Die undurchsichtige Gemengelage betrifft in Österreich jedoch nicht nur die Beziehung zwischen Politik, Wissenschaft und Bevölkerung. Sie betrifft auch Medien. Ein exemplarischer Fall ereignete sich am 14. Dezember. Der ORF übertrug am Vormittag im Internet 54 Minuten und 33 Sekunden lang live eine Pressekonferenz mit dem Titel: "CoV-Impfung bei Kindern". Im Stil der Pressekonferenzen der Bundesregierung sprachen vor einem Plakat mit der schwer lesbaren Abkürzung "ÖVIH" eine Moderatorin und mehrere Experten. Alle argumentierten, warum eine Impfung für Kinder ab fünf Jahren sinnvoll sei.
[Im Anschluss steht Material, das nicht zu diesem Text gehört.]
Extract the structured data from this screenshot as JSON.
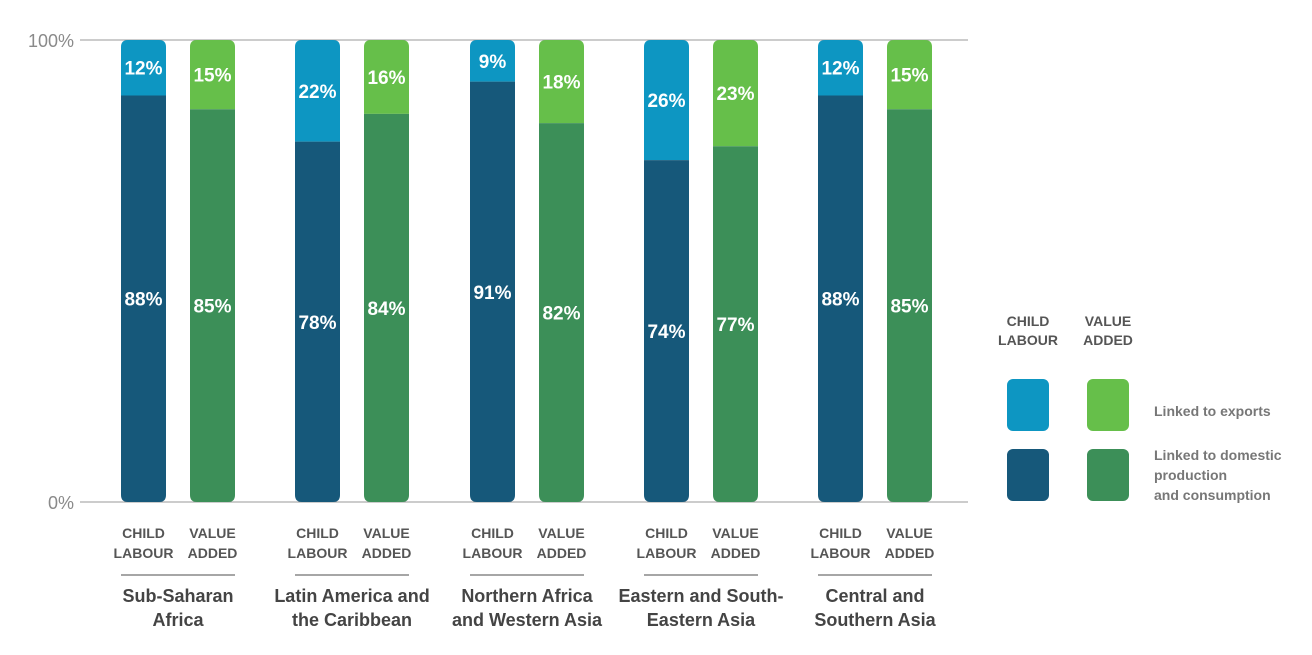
{
  "chart_data": {
    "type": "bar",
    "stacked": true,
    "normalized": true,
    "y_ticks": [
      "100%",
      "0%"
    ],
    "ylim": [
      0,
      100
    ],
    "bar_labels": [
      "CHILD LABOUR",
      "VALUE ADDED"
    ],
    "categories": [
      "Sub-Saharan Africa",
      "Latin America and the Caribbean",
      "Northern Africa and Western Asia",
      "Eastern and South-Eastern Asia",
      "Central and Southern Asia"
    ],
    "region_lines": [
      [
        "Sub-Saharan",
        "Africa"
      ],
      [
        "Latin America and",
        "the Caribbean"
      ],
      [
        "Northern Africa",
        "and Western Asia"
      ],
      [
        "Eastern and South-",
        "Eastern Asia"
      ],
      [
        "Central and",
        "Southern Asia"
      ]
    ],
    "series": [
      {
        "name": "Child labour linked to domestic production and consumption",
        "values": [
          88,
          78,
          91,
          74,
          88
        ],
        "color": "#16587a"
      },
      {
        "name": "Child labour linked to exports",
        "values": [
          12,
          22,
          9,
          26,
          12
        ],
        "color": "#0d96c2"
      },
      {
        "name": "Value added linked to domestic production and consumption",
        "values": [
          85,
          84,
          82,
          77,
          85
        ],
        "color": "#3c8f58"
      },
      {
        "name": "Value added linked to exports",
        "values": [
          15,
          16,
          18,
          23,
          15
        ],
        "color": "#66bf4a"
      }
    ],
    "legend": {
      "placement": "right",
      "column_headers": [
        [
          "CHILD",
          "LABOUR"
        ],
        [
          "VALUE",
          "ADDED"
        ]
      ],
      "rows": [
        {
          "label_lines": [
            "Linked to exports"
          ],
          "colors": [
            "#0d96c2",
            "#66bf4a"
          ]
        },
        {
          "label_lines": [
            "Linked to domestic",
            "production",
            "and consumption"
          ],
          "colors": [
            "#16587a",
            "#3c8f58"
          ]
        }
      ]
    }
  }
}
Der ORF und die Pharma-Lobbyisten

Hinter dem Kürzel "ÖVIH" steht der Verband der österreichischen Impfstoffhersteller. Dieser wird -unter anderem - von den Covid-Impfstoff-Herstellern Astra-Zeneca, Johnson &Johnson, Moderna und Pfizer finanziert. Die Moderatorin der live gestreamten Pressekonferenz stellte sich den ORF-Zusehern nur mit ihrem Namen vor: Renée Gallo-Daniel. Unerwähnt blieb, dass sie Führungskraft bei Pfizer ist. Vor sieben Jahren übernahm sie die Führung der Vakzin-Sparte in Österreich, wurde dann Senior Public Affairs Manager und hat seit 2020 eine tragende Rolle bei Vaccines Europe (VE) in Brüssel. Im Lobbying-Register der EU sind die Ziele der Organisation offengelegt: "Förderung eines günstigen politischen Klimas zugunsten der Vakzin-Industrie".

"Journalistische Kriterien"

Der öffentlich-rechtliche Rundfunk argumentierte die Übernahme der von Lobbyisten ausgerichteten Pressekonferenz in sein auch durch Gebühren mitfinanziertes Onlineprogramm so: "Die ORF-TVthek bietet als Zusatzservice unkommentierte Livestreams. Die thematische Auswahl dieser von der APA angebotenen Livestreams erfolgt nach journalistischen Kriterien. Rechtliche Voraussetzung für diese 'Live Spezial'-Streams ist Berichterstattung im linearen TV. Diese ist beim gegenständlichen Pressegespräch mit einer Meldung in der 'ZIB 13' erfolgt."

In besagter "ZIB 13" vom 14. Dezember erschien tatsächlich ein Beitrag, in dem Ausschnitte aus der Lobbying-PK verwendet wurden. In der Anmoderation hieß es: "Ab morgen gibt es an Österreichs Impfstraßen den Covid-19-Kinderimpfstoff." Produzent dieses Impfstoffs: Pfizer.